There is nothing there about any possibility of a problem over timescales or costs, or a need to look at timescales and costs. We were also told that,
“at the time of the SDSR, there was judged to be a very significant technical risk around the STOVL version of JSF”.
The technical risk was apparently so significant that it does not appear to have been referred to in the strategic defence and security review as a reason for the Government’s decision to switch the order for JSF aircraft, a decision they are now reversing.
The fourth reason given for the change of approach is that,
“further work with our allies on the best approach to collaborative operation has satisfied us that joint maritime task groups involving our carriers … is the more appropriate route to optimising alliance capabilities”.
Surely that is the kind of issue that should be considered at the time of a strategic defence and security review, not immediately after it. No doubt it could have been considered as part of the SDSR if the Government had not been so determined to rush it through and end up with the policy U-turn that we are being told about today.
The Minister has told us in the Statement why the decision made by the previous Government on carrier strike capability was right and why the present Government’s policy has had to be abandoned. Perhaps the Minister can tell us the cost to the nation of the Government’s U-turn, and when the Government expect to make further announcements on their equipment programme in the light of Future Force 2020. Can the Minister also take this opportunity to put the record straight and confirm the National Audit Office finding that cancelling both carriers would have saved £1.2 billion but that, in government, his party agree that it is not in the national interest to do so?
At a time when cuts are having to be made, at the very least our Armed Forces deserve clarity and certainty of decision-making by the Government. On the subject of carrier strike capability that most definitely has not been the case.
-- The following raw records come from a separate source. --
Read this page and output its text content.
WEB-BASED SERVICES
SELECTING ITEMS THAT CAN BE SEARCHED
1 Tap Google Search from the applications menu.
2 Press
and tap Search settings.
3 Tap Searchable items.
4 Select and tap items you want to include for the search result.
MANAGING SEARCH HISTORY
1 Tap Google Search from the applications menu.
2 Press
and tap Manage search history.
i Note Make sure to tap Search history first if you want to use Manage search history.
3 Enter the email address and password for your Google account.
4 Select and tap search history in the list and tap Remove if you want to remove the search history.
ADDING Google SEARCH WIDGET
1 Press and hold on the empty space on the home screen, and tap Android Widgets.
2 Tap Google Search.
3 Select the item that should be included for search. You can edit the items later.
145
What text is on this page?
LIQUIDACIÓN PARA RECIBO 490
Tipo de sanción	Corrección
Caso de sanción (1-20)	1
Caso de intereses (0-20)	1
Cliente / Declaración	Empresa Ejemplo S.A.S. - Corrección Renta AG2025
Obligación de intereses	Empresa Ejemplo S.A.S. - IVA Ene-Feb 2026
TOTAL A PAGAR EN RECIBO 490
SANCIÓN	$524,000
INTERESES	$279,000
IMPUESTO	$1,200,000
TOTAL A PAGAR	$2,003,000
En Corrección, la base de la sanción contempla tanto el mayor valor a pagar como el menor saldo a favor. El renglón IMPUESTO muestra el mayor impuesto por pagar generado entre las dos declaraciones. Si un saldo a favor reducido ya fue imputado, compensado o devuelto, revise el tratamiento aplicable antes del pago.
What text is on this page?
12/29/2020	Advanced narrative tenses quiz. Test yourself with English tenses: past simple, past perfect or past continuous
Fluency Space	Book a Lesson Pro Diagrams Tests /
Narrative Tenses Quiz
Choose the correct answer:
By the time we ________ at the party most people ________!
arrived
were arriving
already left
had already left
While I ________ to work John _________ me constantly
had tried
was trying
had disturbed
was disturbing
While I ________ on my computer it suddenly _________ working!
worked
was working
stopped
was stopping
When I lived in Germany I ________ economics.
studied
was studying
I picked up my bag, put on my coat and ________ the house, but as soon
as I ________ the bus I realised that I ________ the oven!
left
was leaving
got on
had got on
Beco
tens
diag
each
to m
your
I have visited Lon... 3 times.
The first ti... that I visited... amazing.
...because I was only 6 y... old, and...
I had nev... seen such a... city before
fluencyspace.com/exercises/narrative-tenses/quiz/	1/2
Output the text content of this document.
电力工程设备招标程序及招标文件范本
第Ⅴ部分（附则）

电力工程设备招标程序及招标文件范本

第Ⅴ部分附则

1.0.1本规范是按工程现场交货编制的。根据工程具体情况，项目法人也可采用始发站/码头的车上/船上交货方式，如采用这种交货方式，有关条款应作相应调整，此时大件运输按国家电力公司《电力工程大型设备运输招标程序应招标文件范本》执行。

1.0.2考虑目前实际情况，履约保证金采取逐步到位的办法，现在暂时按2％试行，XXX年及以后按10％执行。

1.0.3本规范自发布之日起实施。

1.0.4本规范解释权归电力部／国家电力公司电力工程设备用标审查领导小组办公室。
Since the Prime Minister took personal responsibility for this key decision in the strategic defence and security review, it is the Prime Minister’s competence that has been found wanting.
We support the policy U-turn announced today, which accepts that the previous Government’s decision was correct, but we do not support the taking of the wrong policy options previously by this Government under a rushed SDSR or the resultant waste of time and money. Let us hope that the decisions announced today will now provide our Armed Forces with the much needed clarity and certainty they deserve as far as carrier strike capability is concerned.